A Christmas Waiting Story: the Llama’s tale.

I am a llama, currently sat on a hillside, soaking up the warmth from what’s left of the setting winter sun. It’s not unpleasurable. In the neighbouring field a few ragged old sheep graze their days away, oblivious to their impending fate. It must be one of the benefits of being a sheep: you’re permanently oblivious to what’s around the next corner.

Being a llama however requires you to be in a permanent state of alertness. It’s why our necks are so long: we’re always looking for the next opportunity, the next big deal, the next time the farmer wanders in to the neighbouring field to herd together his oblivious sheep so that they can be carted off to the nearest abattoir. If sheep had longer necks and spent more time looking up into space rather than staring down at their feet, they might be a little less oblivious, a bit more alert and more likely to survive the next visit by the machete wielding farmer.
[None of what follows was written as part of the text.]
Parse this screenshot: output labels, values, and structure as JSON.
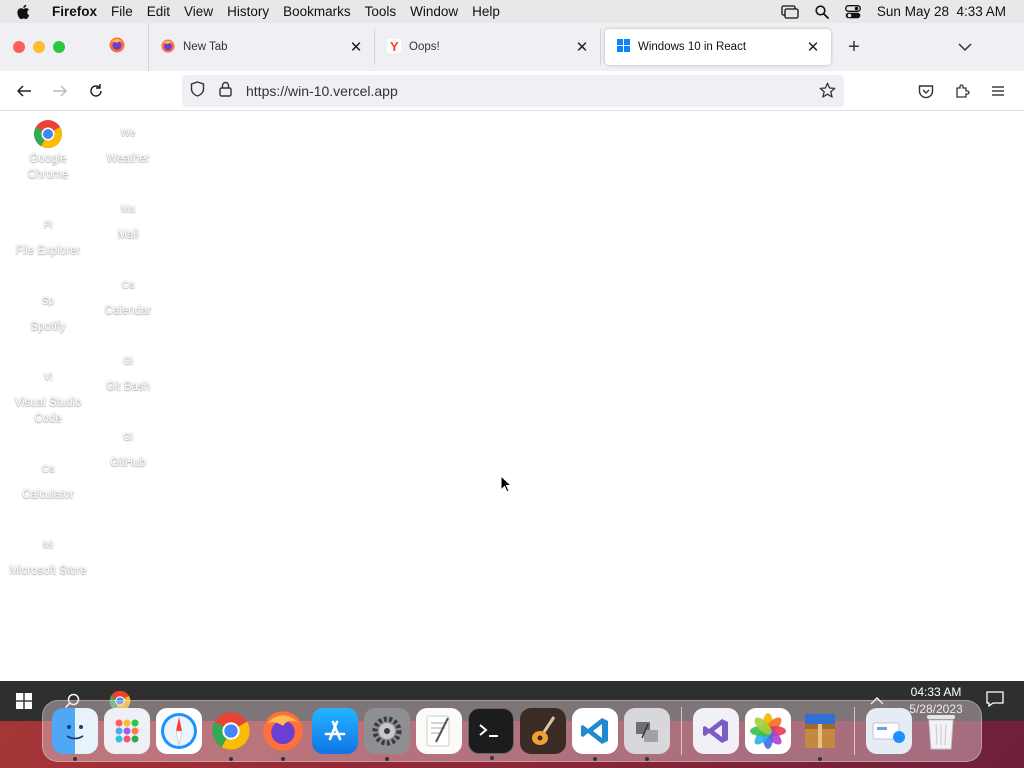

Today’s a case in point. I’m sat here, soaking up the warmth, stretching my neck and Lo and Behold what do we have drop down from the heavens? Only a host of bloody golden guardian angels blowing their trumpets, strumming their zithers and creating a God Almighty din. The sheep – naturally knowing nothing of what is happening – continue to graze amongst the heavenly host, three of whom are gathered around a satnav. They’re clearly lost; they scratch their heads, twizzle their beards and gesticulate at each other in a bit of a temper. One of them snaps his zither in two over the back of one of his compadres. There’s a bit of a guardian angel fracas.
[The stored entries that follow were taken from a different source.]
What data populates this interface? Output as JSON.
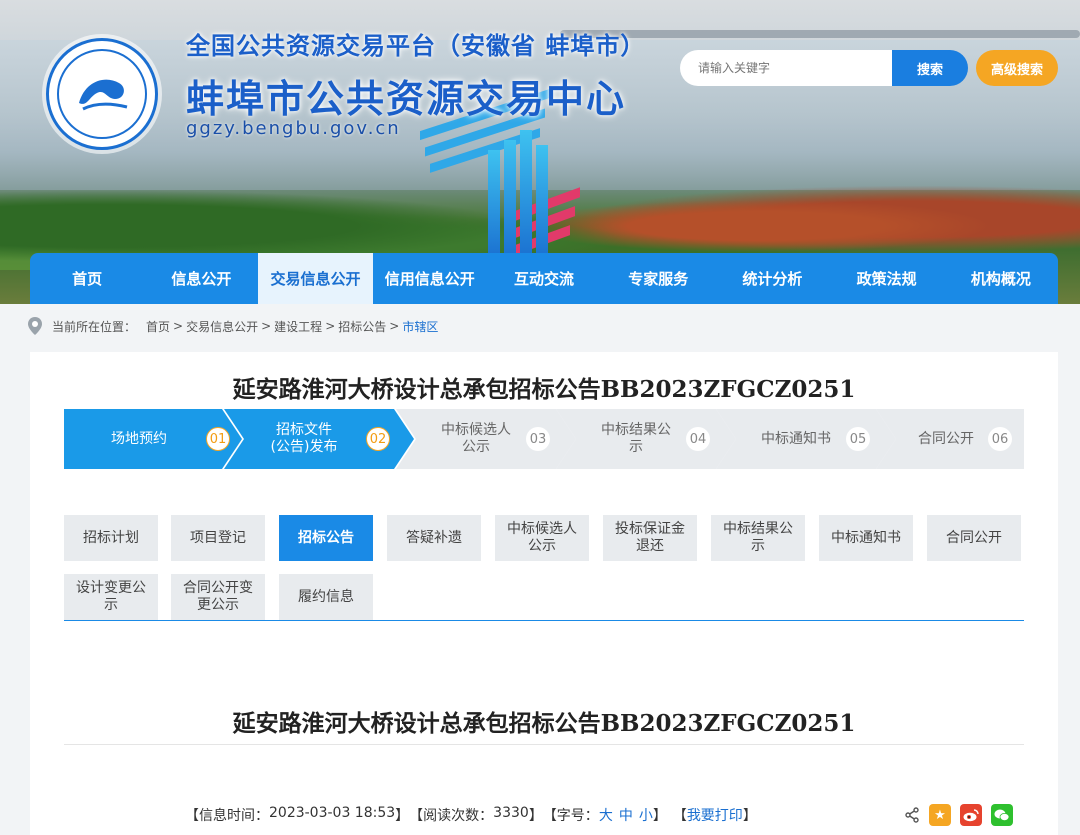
{
  "header": {
    "platform_title": "全国公共资源交易平台（安徽省 蚌埠市）",
    "center_title": "蚌埠市公共资源交易中心",
    "domain": "ggzy.bengbu.gov.cn",
    "search_placeholder": "请输入关键字",
    "search_label": "搜索",
    "advanced_search_label": "高级搜索"
  },
  "nav": {
    "items": [
      {
        "label": "首页"
      },
      {
        "label": "信息公开"
      },
      {
        "label": "交易信息公开"
      },
      {
        "label": "信用信息公开"
      },
      {
        "label": "互动交流"
      },
      {
        "label": "专家服务"
      },
      {
        "label": "统计分析"
      },
      {
        "label": "政策法规"
      },
      {
        "label": "机构概况"
      }
    ],
    "active_index": 2
  },
  "breadcrumb": {
    "prefix": "当前所在位置：",
    "items": [
      "首页",
      "交易信息公开",
      "建设工程",
      "招标公告",
      "市辖区"
    ],
    "separator": ">"
  },
  "page": {
    "title": "延安路淮河大桥设计总承包招标公告BB2023ZFGCZ0251"
  },
  "steps": [
    {
      "line1": "场地预约",
      "line2": "",
      "num": "01",
      "active": true
    },
    {
      "line1": "招标文件",
      "line2": "(公告)发布",
      "num": "02",
      "active": true
    },
    {
      "line1": "中标候选人",
      "line2": "公示",
      "num": "03",
      "active": false
    },
    {
      "line1": "中标结果公",
      "line2": "示",
      "num": "04",
      "active": false
    },
    {
      "line1": "中标通知书",
      "line2": "",
      "num": "05",
      "active": false
    },
    {
      "line1": "合同公开",
      "line2": "",
      "num": "06",
      "active": false
    }
  ],
  "tabs": {
    "row1": [
      {
        "line1": "招标计划",
        "line2": ""
      },
      {
        "line1": "项目登记",
        "line2": ""
      },
      {
        "line1": "招标公告",
        "line2": ""
      },
      {
        "line1": "答疑补遗",
        "line2": ""
      },
      {
        "line1": "中标候选人",
        "line2": "公示"
      },
      {
        "line1": "投标保证金",
        "line2": "退还"
      },
      {
        "line1": "中标结果公",
        "line2": "示"
      },
      {
        "line1": "中标通知书",
        "line2": ""
      },
      {
        "line1": "合同公开",
        "line2": ""
      }
    ],
    "row2": [
      {
        "line1": "设计变更公",
        "line2": "示"
      },
      {
        "line1": "合同公开变",
        "line2": "更公示"
      },
      {
        "line1": "履约信息",
        "line2": ""
      }
    ],
    "active": "招标公告"
  },
  "article": {
    "title": "延安路淮河大桥设计总承包招标公告BB2023ZFGCZ0251",
    "info_time_label": "【信息时间：",
    "info_time": "2023-03-03 18:53",
    "info_time_close": "】",
    "read_count_label": "【阅读次数：",
    "read_count": "3330",
    "read_count_close": "】",
    "font_label": "【字号：",
    "font_large": "大",
    "font_medium": "中",
    "font_small": "小",
    "font_close": "】",
    "print_open": "【",
    "print_label": "我要打印",
    "print_close": "】"
  },
  "colors": {
    "primary": "#1a8ae6",
    "accent_orange": "#f5a623",
    "title_blue": "#1b5fc9"
  }
}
The sheep remain oblivious to all the commotion apart from a couple of the brighter ones who look up and run off, startled at the sight of quarrelling guardian angels wielding acoustic instruments at each other.

Me, I’m sat here in the warmth of the setting winter sun, waiting for the noise to die down. Once they come to their collective angelic senses, I’ll tell them what they want to know.